Now I know that we all have heard of people standing outside of stores asking for donations in the form of change or dollar bills and actually using for their own benefit instead of the actual organization. But, I have my very special reasons for loving this place. So, I dug into my change purse and pour in my lose change and walked along my merry way.
Then the next day I see the Children Miracle Network again and the next store and the next, then once again as I am making my way through McDonald's yes once again, I see the Ronald McDonald's House box asking for donations and once again it is almost filled to the brim.
Then it dawns on me right then and there, was I seeing these organizations for a reason? Was I supposed to see these because if it was a snake it would of bit me? Am I supposed to focusing my attention on this organization?

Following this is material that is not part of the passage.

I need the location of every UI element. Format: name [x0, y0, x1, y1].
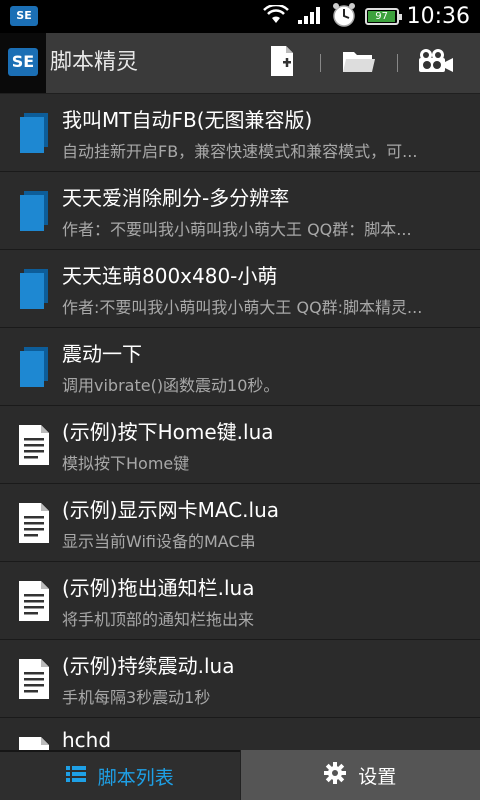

Okay, so I thought Make A Wish Foundation was the key group I wanted to work with, but now I am wondering if I am supposed to change my direction of thinking and start all over by contacting Children's Miracle Network?
So recently, my youngest daughter, my baby that was born way to early, she comes into my office and tells me how some hospital has now joined forces with the Children's Miracle Network and they are working side-by-side in assisting families with their medical needs in hopes to have their baby live long loving lives.
My mind began to trail back to when she was born and how the Ronald McDonald's House was there to help me through the hardest transition of my life. I was standing over my youngest daughter as she was plugged into every single working machines that assisted her in breathing, living and not turning jaundice.
I do consider my youngest daughter a miracle, she wasn't supposed to live, she had a 6% chance of survival and she beat the odds. Have I found my founding fact of who I want to make donations to? Well, time will tell, I am going to write to them and see if I can in fact use their non-profit licensing instead of me having to get my own.
Is that even possible? Can I actually use someone else's non-profit licensing?